I was quiet for so long in my suffering that I tried to hide it including the self harm. I managed to for at least a year or longer from some people. But it was because they were so used to me being quiet that I was not questioned. The depression, dissociation, anxiety, and panic I also experienced were not picked up on either because from the outside, I was always just quiet. I was afraid of any of it being found out because I didn’t want attention. I didn’t want to bring shame to my family and didn’t want to have to talk about any of it, what led up to it all, or the trauma I did remember because I also feared not being believed (which sadly was a reality with some people).

When my mom found out about the self harm, she got infuriated and almost slapped me across the face. For years even after I stopped doing it, I was not able to really talk to her about it because it was something that bothered her so intensely. With the eating disorder, she thought it was a phase, like the self harm. At one point, she even told me I didn’t need professional help for it and that if I wanted to get better, I would. My dad also told me that a lot of what I struggled with as a teen was because I ‘read too much online’ or ‘saw too many talk shows.’ I only wished they were right….but they weren’t. I didn’t know why I struggled like I did for a long time. I just thought I was born defective and that it would be how I was meant to live (and ultimately die).

As I got older, I realized how much damage all these other people’s words and opinions had caused me. But I still question my own thoughts and feelings, not knowing what is right or wrong. It has been difficult to learn to use my voice and keep using it even when others don’t want to hear what I have to say. It shuts me down really fast when someone makes a comment that causes me to feel like I have no right to talk or they aren’t interested in what I have to say or don’t even respond because they don’t take the time to stop what they are doing for one second to hear me.
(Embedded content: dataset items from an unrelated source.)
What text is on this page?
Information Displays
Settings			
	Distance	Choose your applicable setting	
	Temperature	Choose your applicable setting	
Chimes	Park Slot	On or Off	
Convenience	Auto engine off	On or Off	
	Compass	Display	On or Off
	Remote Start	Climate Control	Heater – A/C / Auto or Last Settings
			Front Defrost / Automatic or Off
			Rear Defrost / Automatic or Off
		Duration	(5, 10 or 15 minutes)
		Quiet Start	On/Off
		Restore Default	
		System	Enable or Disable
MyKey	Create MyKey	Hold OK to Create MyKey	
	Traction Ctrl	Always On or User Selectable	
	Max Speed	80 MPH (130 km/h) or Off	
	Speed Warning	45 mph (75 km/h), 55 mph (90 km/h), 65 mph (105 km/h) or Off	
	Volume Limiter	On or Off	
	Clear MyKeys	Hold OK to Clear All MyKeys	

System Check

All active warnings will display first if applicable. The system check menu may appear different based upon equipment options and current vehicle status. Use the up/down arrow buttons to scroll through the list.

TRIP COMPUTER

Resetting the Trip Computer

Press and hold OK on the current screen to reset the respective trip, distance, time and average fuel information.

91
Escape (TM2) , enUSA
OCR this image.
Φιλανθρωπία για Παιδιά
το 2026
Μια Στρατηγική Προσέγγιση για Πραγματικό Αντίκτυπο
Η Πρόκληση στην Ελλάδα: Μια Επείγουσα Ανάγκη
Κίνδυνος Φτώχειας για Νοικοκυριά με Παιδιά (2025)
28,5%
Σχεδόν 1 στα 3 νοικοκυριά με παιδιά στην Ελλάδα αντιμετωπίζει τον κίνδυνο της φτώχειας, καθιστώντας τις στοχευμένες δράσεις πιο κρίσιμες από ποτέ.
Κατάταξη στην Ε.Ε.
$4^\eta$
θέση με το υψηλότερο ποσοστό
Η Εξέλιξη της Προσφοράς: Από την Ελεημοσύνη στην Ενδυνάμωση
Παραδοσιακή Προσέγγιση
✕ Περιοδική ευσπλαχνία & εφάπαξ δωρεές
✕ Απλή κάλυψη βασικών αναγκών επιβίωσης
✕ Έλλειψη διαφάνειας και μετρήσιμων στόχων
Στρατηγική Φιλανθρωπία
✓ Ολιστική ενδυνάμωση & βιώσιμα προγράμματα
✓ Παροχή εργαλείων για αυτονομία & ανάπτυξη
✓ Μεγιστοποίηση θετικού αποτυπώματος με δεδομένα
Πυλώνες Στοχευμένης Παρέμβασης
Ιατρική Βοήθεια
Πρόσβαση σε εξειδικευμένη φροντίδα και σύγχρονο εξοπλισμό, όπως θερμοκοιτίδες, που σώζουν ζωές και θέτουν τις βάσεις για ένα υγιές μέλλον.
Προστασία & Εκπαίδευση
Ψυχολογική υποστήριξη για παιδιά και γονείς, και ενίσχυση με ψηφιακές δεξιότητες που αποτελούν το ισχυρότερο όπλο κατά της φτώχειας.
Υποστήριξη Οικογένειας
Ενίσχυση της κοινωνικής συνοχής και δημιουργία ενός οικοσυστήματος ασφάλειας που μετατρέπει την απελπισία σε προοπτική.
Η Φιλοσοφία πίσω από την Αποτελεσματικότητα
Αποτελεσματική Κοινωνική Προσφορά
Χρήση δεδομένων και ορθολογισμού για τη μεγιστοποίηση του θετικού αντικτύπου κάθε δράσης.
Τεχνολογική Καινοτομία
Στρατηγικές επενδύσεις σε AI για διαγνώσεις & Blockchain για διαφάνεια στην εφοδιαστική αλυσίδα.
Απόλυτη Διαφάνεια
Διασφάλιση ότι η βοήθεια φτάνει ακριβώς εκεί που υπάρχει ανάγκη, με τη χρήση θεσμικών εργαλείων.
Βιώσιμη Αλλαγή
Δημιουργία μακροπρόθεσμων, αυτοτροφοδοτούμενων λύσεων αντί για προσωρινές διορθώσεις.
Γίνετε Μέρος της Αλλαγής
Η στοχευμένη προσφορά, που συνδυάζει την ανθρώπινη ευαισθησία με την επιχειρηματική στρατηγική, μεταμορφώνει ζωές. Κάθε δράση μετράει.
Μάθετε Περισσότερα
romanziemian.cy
I have found places where I can use my voice at the right times and with the right people, but there are still times where it’s the wrong place or people. It sends me right back to that vulnerable, fearful place where I feel the need to be quiet again, and I wish it didn’t happen because it took me so long to be able to openly speak after so many years of silently struggling. It reminds me of how easy it is to go back there, but it is not how it should be. Being quiet does not help with healing.